Google Street View’s Burj Khalifa, Eiffel Tower and Taj Mahal Champion

Google Street View’s Burj Khalifa, Eiffel Tower and Taj Mahal Champion

According to Google, the Burj Khalifa Tower in Dubai, the Eiffel Tower and the Taj Mahal in India are the three most visited sites in the world via Google Street View, which is celebrating the 15th anniversary of its famous geographic visualization tool.

Indonesia is ahead of the United States and Japan in the top 10 of the most visited countries, France ranks ninth, Spain and Italy surpass Europe.

In France, the list of the ten most visited places in the last twelve months is a statue in the seaside resort of Saint-Brevin les Pins (Loire-Atlantique), behind the Eiffel Tower, the Ocean Serpent.

Designed by artist Huang Yong Ping, it depicts a long sea snake skeleton.

It was a 360° photo posted by an Internet user that enabled Google Street View to offer this virtual tour.

Google hasn’t been able to explain why the trip was so successful with Internet users, beyond the Louvre Museum, the Arc de Triomphe or Disneyland Paris.

The latest of the virtual tour is that of Invalides in Paris, which was launched to celebrate the service’s 15th anniversary.

Google Street View was launched in 2007 at the initiative of the co-founder of the American conglomerate Larry Page.

The first location discovered by Photo Car, a van from a security service borrowed for the occasion, is Google’s California campus.

The service arrived in France in 2008 as part of a partnership with the Tour de France, which allows Internet users to view the routes taken by runners.

“In metropolitan France, we have almost all roads and avenues today,” geographer Gilles Davidovich said during a news conference.

In total, Google Street View claims to have stored 220 billion images and traveled over 16 million kilometers across a hundred different countries.
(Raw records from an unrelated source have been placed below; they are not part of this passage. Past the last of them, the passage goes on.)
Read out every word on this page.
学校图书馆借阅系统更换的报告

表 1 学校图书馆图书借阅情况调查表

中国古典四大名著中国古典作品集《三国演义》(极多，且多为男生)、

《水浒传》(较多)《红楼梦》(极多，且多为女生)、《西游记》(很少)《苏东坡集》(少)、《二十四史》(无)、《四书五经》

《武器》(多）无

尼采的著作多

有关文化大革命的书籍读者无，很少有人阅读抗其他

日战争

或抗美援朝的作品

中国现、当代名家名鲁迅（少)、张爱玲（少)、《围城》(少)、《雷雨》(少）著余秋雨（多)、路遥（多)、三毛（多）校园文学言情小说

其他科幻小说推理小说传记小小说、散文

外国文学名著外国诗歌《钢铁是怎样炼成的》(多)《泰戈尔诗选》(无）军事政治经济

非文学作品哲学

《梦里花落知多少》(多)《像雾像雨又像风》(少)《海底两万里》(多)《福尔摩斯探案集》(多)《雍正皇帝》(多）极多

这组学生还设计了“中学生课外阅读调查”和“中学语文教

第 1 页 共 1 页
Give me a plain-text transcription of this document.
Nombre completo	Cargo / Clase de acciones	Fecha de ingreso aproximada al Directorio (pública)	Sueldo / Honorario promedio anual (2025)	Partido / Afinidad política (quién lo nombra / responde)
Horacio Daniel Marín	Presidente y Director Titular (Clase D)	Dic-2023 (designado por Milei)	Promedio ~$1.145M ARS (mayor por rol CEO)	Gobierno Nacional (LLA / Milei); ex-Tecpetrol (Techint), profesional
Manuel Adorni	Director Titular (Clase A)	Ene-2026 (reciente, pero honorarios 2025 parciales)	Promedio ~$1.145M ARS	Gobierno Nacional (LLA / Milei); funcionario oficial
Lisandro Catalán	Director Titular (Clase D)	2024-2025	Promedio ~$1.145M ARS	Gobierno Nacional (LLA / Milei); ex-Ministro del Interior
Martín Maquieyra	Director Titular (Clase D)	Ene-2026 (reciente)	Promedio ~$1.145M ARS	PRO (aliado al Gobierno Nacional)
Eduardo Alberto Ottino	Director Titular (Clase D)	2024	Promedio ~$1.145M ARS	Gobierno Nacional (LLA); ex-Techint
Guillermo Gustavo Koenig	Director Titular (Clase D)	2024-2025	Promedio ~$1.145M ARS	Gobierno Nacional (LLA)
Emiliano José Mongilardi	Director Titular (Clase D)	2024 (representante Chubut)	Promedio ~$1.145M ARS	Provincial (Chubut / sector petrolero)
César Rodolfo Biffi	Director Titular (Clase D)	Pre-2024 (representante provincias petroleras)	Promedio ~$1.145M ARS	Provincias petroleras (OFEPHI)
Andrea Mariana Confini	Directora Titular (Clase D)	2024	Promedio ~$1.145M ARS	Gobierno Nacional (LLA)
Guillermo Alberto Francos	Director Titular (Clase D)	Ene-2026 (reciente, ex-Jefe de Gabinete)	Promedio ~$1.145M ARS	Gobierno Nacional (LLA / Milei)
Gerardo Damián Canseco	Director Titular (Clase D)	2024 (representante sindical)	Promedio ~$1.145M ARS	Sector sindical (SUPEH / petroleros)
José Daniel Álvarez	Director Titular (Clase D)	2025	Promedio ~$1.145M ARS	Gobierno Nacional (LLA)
Shooting systems with cameras, lidar (laser telemetry), GPS and calculation equipment have evolved over time. Google hopes to have a complete system weighing less than seven kilos next year that can be carried by hand if needed.

Because cars aren’t the only vehicles used by Google Street View cameras.

Depending on the places to visit, we used backpacks, boats, scooters, bicycles, snowmobiles and even a camel.